ECLI:NL:RVS:2018:1309
Raad van State
- Voorlopige voorziening
- Rechtspraak.nl
Afwijzing aanvraag verblijfsvergunning asiel en verzoek om voorlopige voorziening
Op 18 april 2018 heeft de voorzieningenrechter van de Afdeling bestuursrechtspraak van de Raad van State uitspraak gedaan in een zaak betreffende een vreemdeling die een verblijfsvergunning asiel voor bepaalde tijd had aangevraagd. De aanvraag was door de minister van Veiligheid en Justitie op 16 oktober 2017 afgewezen. De vreemdeling had hiertegen beroep ingesteld bij de rechtbank Den Haag, die op 16 maart 2018 het beroep ongegrond verklaarde. Hierop heeft de vreemdeling hoger beroep ingesteld en verzocht om een voorlopige voorziening, zodat hij niet zou worden uitgezet voordat er op het hoger beroep was beslist.
De voorzieningenrechter heeft het verzoek van de vreemdeling in overweging genomen en, gelet op eerdere uitspraken, besloten dat het verzoek voor toewijzing in aanmerking komt. De voorzieningenrechter heeft bepaald dat de vreemdeling niet mag worden uitgezet totdat er een beslissing is genomen op het hoger beroep. Daarnaast is de staatssecretaris van Justitie en Veiligheid veroordeeld tot vergoeding van de proceskosten van de vreemdeling, die in dit geval € 501,00 bedragen, ter dekking van de kosten voor rechtsbijstand.
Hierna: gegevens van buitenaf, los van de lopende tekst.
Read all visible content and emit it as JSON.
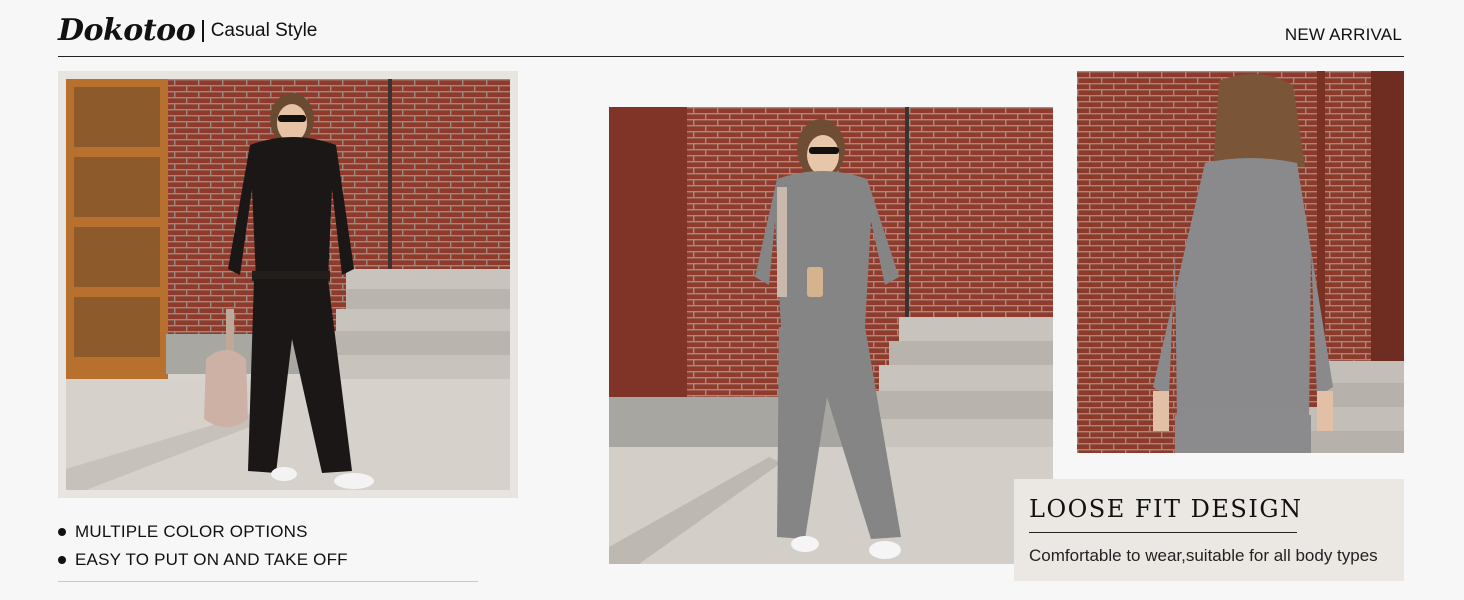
{
  "header": {
    "brand": "Dokotoo",
    "tagline": "Casual Style",
    "badge": "NEW ARRIVAL"
  },
  "photos": [
    {
      "name": "black-outfit-photo",
      "outfit_color": "#1a1716"
    },
    {
      "name": "grey-outfit-front-photo",
      "outfit_color": "#858585"
    },
    {
      "name": "grey-outfit-back-photo",
      "outfit_color": "#8a8a8c"
    }
  ],
  "features": [
    "MULTIPLE COLOR OPTIONS",
    "EASY TO PUT ON AND TAKE OFF"
  ],
  "callout": {
    "title": "LOOSE FIT DESIGN",
    "subtitle": "Comfortable to wear,suitable for all body types"
  }
}
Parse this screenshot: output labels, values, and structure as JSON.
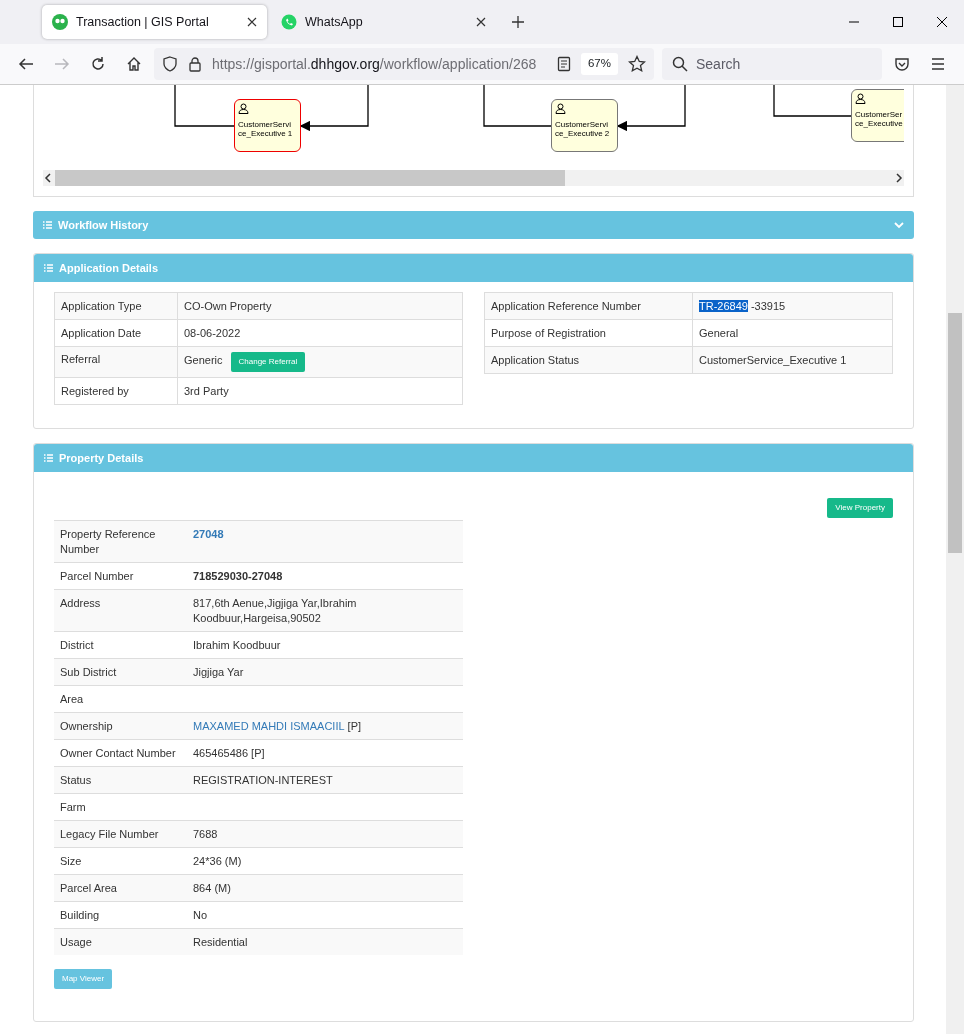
{
  "browser": {
    "tabs": [
      {
        "title": "Transaction | GIS Portal",
        "selected": true,
        "kind": "gis"
      },
      {
        "title": "WhatsApp",
        "selected": false,
        "kind": "chat"
      }
    ],
    "nav_buttons": [
      {
        "kind": "back",
        "disabled": false
      },
      {
        "kind": "forward",
        "disabled": true
      },
      {
        "kind": "reload",
        "disabled": false
      },
      {
        "kind": "home",
        "disabled": false
      }
    ],
    "url": {
      "prefix": "https://gisportal.",
      "domain": "dhhgov.org",
      "path": "/workflow/application/268"
    },
    "zoom": "67%",
    "search": {
      "placeholder": "Search"
    }
  },
  "workflow_diagram": {
    "nodes": [
      {
        "lines": [
          "CustomerServi",
          "ce_Executive 1"
        ],
        "current": true
      },
      {
        "lines": [
          "CustomerServi",
          "ce_Executive 2"
        ],
        "current": false
      },
      {
        "lines": [
          "CustomerSer",
          "ce_Executive"
        ],
        "current": false
      }
    ]
  },
  "workflow_history": {
    "title": "Workflow History",
    "expanded": false
  },
  "application_details": {
    "title": "Application Details",
    "left_rows": [
      {
        "label": "Application Type",
        "value": "CO-Own Property"
      },
      {
        "label": "Application Date",
        "value": "08-06-2022"
      },
      {
        "label": "Referral",
        "value": "Generic",
        "button": "Change Referral"
      },
      {
        "label": "Registered by",
        "value": "3rd Party"
      }
    ],
    "right_rows": [
      {
        "label": "Application Reference Number",
        "parts": [
          {
            "text": "TR-26849",
            "selected": true
          },
          {
            "text": "-33915",
            "selected": false
          }
        ]
      },
      {
        "label": "Purpose of Registration",
        "parts": [
          {
            "text": "General",
            "selected": false
          }
        ]
      },
      {
        "label": "Application Status",
        "parts": [
          {
            "text": "CustomerService_Executive 1",
            "selected": false
          }
        ]
      }
    ]
  },
  "property_details": {
    "title": "Property Details",
    "view_button": "View Property",
    "rows": [
      {
        "label": "Property Reference Number",
        "value": "27048",
        "kind": "link-bold"
      },
      {
        "label": "Parcel Number",
        "value": "718529030-27048",
        "kind": "bold"
      },
      {
        "label": "Address",
        "value": "817,6th Aenue,Jigjiga Yar,Ibrahim Koodbuur,Hargeisa,90502",
        "kind": "text"
      },
      {
        "label": "District",
        "value": "Ibrahim Koodbuur",
        "kind": "text"
      },
      {
        "label": "Sub District",
        "value": "Jigjiga Yar",
        "kind": "text"
      },
      {
        "label": "Area"
      },
      {
        "label": "Ownership",
        "value": "MAXAMED MAHDI ISMAACIIL",
        "suffix": "[P]",
        "kind": "link"
      },
      {
        "label": "Owner Contact Number",
        "value": "465465486 [P]",
        "kind": "text"
      },
      {
        "label": "Status",
        "value": "REGISTRATION-INTEREST",
        "kind": "text"
      },
      {
        "label": "Farm"
      },
      {
        "label": "Legacy File Number",
        "value": "7688",
        "kind": "text"
      },
      {
        "label": "Size",
        "value": "24*36 (M)",
        "kind": "text"
      },
      {
        "label": "Parcel Area",
        "value": "864 (M)",
        "kind": "text"
      },
      {
        "label": "Building",
        "value": "No",
        "kind": "text"
      },
      {
        "label": "Usage",
        "value": "Residential",
        "kind": "text"
      }
    ],
    "map_button": "Map Viewer"
  }
}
Deze uitspraak benadrukt het belang van het recht op een eerlijk proces en de bescherming van asielzoekers in Nederland, vooral in situaties waarin hun verblijfsstatus ter discussie staat. De voorzieningenrechter heeft hiermee een belangrijke rol gespeeld in het waarborgen van de rechten van de vreemdeling tijdens de juridische procedure.